Russia says they want to become a leader in global food supply

Recently, Rus­sia announced an aggres­sive plan to boost the amount of food it grows and sup­plies to the world. Rus­sia plans on spend­ing more money and using more of it’s land to grow food and become a leader in global food supply.

In this analy­sis from Guardian writ­ers Amie Ferris-Rotman and Karl Plume, many say that Rus­sia will need to spend more on infra­struc­ture to fol­low through with their ambi­tious plans.

The Kremlin’s pledge to ease a world food short­age needs invest­ment in port capac­ity and farm­ing know-how if Rus­sia and its Black Sea neigh­bours are to usurp the United States as the world’s biggest grain sup­plier. Rus­sia, with a tenth of the world’s arable land, said at the week­end it could dou­ble grain exports within 15 years. By becom­ing a top sup­plier in a world where every sixth per­son goes hun­gry, it aims to carve out a sim­i­lar key role in food secu­rity to the one it holds in energy sup­ply.

But while some in the grain mar­kets believe the Black Sea region can become the bread bas­ket for the entire world, right now it does not have the capac­ity to do so.
“They are some years away from being con­sid­ered a mas­sive grain pow­er­house,” said Gavin Maguire, direc­tor at Chicago bro­ker­age EHedger, though he added the region had potential.

If they did invest sig­nif­i­cantly in the infra­struc­ture there — build­ing roads, build­ing rail and port facil­i­ties that are capa­ble of mov­ing mean­ing­ful amounts of grain — we could have some­thing inter­est­ing emerge over the next decade or so.“
Rus­sia plans to add 50 per­cent to its grain har­vests by bring­ing into use some 20 mil­lion hectares of derelict farm­land, or an area the size of West African nation Sene­gal.
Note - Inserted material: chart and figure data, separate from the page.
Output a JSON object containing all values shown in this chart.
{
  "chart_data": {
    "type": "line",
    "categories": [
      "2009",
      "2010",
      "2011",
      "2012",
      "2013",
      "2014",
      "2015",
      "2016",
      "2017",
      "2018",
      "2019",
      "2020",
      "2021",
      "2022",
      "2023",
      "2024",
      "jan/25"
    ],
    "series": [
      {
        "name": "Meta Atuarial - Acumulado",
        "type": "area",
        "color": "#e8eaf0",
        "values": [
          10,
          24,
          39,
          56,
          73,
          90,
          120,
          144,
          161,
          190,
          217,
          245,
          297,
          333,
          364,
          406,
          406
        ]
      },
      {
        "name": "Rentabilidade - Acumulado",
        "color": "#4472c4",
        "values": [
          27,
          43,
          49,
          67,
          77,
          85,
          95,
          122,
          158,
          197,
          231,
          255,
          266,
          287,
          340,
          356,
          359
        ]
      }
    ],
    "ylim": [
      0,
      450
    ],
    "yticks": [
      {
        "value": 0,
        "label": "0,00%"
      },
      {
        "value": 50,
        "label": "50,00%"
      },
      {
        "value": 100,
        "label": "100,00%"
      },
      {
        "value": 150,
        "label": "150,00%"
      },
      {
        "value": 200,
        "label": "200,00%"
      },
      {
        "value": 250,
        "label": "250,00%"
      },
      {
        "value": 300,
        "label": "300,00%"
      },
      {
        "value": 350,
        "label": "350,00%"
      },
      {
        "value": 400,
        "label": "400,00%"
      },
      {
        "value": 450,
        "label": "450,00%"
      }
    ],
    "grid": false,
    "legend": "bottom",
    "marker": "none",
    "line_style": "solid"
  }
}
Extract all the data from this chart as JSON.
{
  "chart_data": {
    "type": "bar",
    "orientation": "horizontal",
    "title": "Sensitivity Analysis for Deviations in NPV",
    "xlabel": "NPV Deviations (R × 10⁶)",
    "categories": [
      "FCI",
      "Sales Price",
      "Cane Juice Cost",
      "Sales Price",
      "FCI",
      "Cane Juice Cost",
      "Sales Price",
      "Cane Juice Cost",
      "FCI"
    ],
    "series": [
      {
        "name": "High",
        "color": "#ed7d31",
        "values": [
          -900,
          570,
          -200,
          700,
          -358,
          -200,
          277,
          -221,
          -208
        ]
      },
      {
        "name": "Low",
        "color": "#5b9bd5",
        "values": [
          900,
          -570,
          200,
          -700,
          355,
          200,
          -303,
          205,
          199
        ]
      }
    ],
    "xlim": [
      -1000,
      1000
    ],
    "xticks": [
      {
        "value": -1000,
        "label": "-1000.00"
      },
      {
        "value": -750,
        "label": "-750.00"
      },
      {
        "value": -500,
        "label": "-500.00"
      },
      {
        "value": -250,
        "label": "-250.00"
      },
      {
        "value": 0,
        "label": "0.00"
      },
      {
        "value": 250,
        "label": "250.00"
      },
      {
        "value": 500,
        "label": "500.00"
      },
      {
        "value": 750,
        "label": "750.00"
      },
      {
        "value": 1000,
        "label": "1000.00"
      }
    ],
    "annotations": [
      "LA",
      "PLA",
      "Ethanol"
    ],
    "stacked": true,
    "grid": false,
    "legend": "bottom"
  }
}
The tar­get was unveiled by Pres­i­dent Dmitry Medvedev at the Kremlin’s show­case World Grain Forum in St Petersburg.

This extra grain could meet a chunk of a fore­cast 50 per­cent rise in world demand over the next two decades, a result of the more than 60 mil­lion peo­ple born each year, Asia’s rapid growth and the bet­ter diet sought by a 2 billion-strong mid­dle class.

Medvedev called the world’s fix­a­tion with profit “immoral” and backed a pro­posal to cre­ate a global grain reserve to bet­ter admin­is­ter food resources and curb price spikes such as those that led to riots from Haiti to Sene­gal to Indone­sia last year.